SYDNEY (AFP) - Same-sex couples hurried to declare plans to tie the knot on Saturday as Australia's new marriage equality law came into effect, with wedding registry offices holding special hours for the first day of legalised gay unions.

The historic bill finally legalising same-sex marriage came into effect barely 24 hours after its overwhelming passage through parliament. Couples wanting to wed under the new law can lodge a notice to marry Saturday, but will have to wait a calendar month before exchanging vows, meaning the first weddings are expected on January 9. "I put in an enquiry yesterday, didn't expect to hear back from someone so quickly and they said 'oh, we are open specially today', so we thought 'okay, let's go and do it, let's do it asap'," said Clare Jacobs, holding tight to her newly-official fiancee Valeria Ballantyne. "I thought we would just come in and sign a form and it would just be a formality, but it's actually quite emotional," added Ballantyne.

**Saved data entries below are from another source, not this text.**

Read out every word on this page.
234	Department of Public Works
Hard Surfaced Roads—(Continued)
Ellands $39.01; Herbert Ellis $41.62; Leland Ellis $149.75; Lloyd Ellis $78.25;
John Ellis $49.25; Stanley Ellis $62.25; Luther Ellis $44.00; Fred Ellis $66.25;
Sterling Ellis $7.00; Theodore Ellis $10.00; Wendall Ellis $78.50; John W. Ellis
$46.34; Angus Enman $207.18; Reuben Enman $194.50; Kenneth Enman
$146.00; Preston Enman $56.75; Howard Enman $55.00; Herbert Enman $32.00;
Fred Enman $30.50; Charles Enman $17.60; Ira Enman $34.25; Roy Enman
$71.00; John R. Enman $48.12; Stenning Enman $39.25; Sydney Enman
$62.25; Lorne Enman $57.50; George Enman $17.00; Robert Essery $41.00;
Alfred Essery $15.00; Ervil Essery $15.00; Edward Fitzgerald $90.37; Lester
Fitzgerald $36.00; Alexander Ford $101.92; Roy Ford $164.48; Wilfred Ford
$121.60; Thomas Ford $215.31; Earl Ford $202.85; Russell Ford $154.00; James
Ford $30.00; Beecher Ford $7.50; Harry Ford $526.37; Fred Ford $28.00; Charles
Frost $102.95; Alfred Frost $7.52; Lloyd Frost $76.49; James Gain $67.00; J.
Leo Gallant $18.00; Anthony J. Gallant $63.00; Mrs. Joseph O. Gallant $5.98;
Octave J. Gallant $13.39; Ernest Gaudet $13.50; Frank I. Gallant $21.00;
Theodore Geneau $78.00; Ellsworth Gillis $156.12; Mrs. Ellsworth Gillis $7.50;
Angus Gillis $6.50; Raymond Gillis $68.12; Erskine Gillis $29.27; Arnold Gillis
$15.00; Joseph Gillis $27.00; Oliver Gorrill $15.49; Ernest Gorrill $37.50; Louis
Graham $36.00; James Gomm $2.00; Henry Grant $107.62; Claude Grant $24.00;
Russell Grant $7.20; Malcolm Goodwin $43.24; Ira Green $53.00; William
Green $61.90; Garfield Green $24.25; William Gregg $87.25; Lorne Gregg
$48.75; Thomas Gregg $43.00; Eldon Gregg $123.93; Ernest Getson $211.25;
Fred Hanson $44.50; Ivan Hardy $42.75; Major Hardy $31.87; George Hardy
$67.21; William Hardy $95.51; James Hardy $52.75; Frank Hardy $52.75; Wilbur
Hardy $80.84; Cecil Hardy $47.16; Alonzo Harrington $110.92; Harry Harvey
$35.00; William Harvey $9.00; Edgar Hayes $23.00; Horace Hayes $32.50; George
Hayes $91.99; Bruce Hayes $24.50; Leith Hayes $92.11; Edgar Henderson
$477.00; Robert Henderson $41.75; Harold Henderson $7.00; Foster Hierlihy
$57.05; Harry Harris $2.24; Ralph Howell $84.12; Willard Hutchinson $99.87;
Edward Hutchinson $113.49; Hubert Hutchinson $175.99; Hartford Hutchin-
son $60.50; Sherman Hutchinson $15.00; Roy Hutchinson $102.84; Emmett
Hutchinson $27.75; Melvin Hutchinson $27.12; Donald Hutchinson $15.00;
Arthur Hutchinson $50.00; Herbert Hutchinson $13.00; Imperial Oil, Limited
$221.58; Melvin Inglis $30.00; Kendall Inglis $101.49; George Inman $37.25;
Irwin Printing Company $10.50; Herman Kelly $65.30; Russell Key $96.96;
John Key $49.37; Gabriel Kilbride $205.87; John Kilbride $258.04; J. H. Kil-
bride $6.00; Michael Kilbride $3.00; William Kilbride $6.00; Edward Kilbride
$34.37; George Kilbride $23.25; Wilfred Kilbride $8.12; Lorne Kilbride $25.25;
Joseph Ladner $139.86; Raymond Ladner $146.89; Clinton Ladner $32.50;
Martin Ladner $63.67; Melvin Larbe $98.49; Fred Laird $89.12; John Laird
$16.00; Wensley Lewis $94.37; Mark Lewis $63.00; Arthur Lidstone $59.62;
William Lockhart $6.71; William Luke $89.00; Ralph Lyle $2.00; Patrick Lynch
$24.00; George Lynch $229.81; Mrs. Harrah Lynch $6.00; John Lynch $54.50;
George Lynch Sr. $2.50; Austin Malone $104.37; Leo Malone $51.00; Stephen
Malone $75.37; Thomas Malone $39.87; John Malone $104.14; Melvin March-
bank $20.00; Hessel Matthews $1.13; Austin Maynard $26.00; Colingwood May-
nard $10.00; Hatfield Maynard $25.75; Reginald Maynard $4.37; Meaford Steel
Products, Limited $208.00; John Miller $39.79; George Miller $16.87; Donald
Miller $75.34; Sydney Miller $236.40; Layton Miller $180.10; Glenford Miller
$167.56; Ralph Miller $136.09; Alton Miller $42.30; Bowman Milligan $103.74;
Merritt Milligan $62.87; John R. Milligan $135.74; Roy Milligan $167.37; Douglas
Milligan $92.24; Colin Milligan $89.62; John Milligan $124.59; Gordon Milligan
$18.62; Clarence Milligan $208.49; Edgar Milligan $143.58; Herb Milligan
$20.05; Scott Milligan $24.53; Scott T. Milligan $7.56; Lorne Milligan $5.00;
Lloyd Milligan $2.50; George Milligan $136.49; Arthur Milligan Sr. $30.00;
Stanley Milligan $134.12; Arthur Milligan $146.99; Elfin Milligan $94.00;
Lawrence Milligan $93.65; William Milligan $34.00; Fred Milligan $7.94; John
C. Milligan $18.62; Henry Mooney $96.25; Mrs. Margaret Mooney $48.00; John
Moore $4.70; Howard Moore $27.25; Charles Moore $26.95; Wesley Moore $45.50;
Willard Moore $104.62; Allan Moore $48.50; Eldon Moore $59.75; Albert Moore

The legislation came after more than 60 percent of Australian voters backed marriage equality in a contentious three-month national postal vote. To mark the historic moment, registry offices in some parts of the country exceptionally agreed to accept new marriage applications Saturday, when normally they are only open to conduct weddings. "Instead of just doing marriages, we thought we'd open it up to the public today for anyone in our community to come in and lodge a notice of intended marriage," said Amanda Ianna, a registrar for New South Wales state, which includes Sydney. "So it's a nice day to be at work today."

Daniel Barnett and Daniel Gray-Barnett didn't decide until Saturday morning to take advantage of the special hours, but they were still the first ones to register. "We just got up and came here and signed the papers and yeah, it's a good day," Daniel Barnett said.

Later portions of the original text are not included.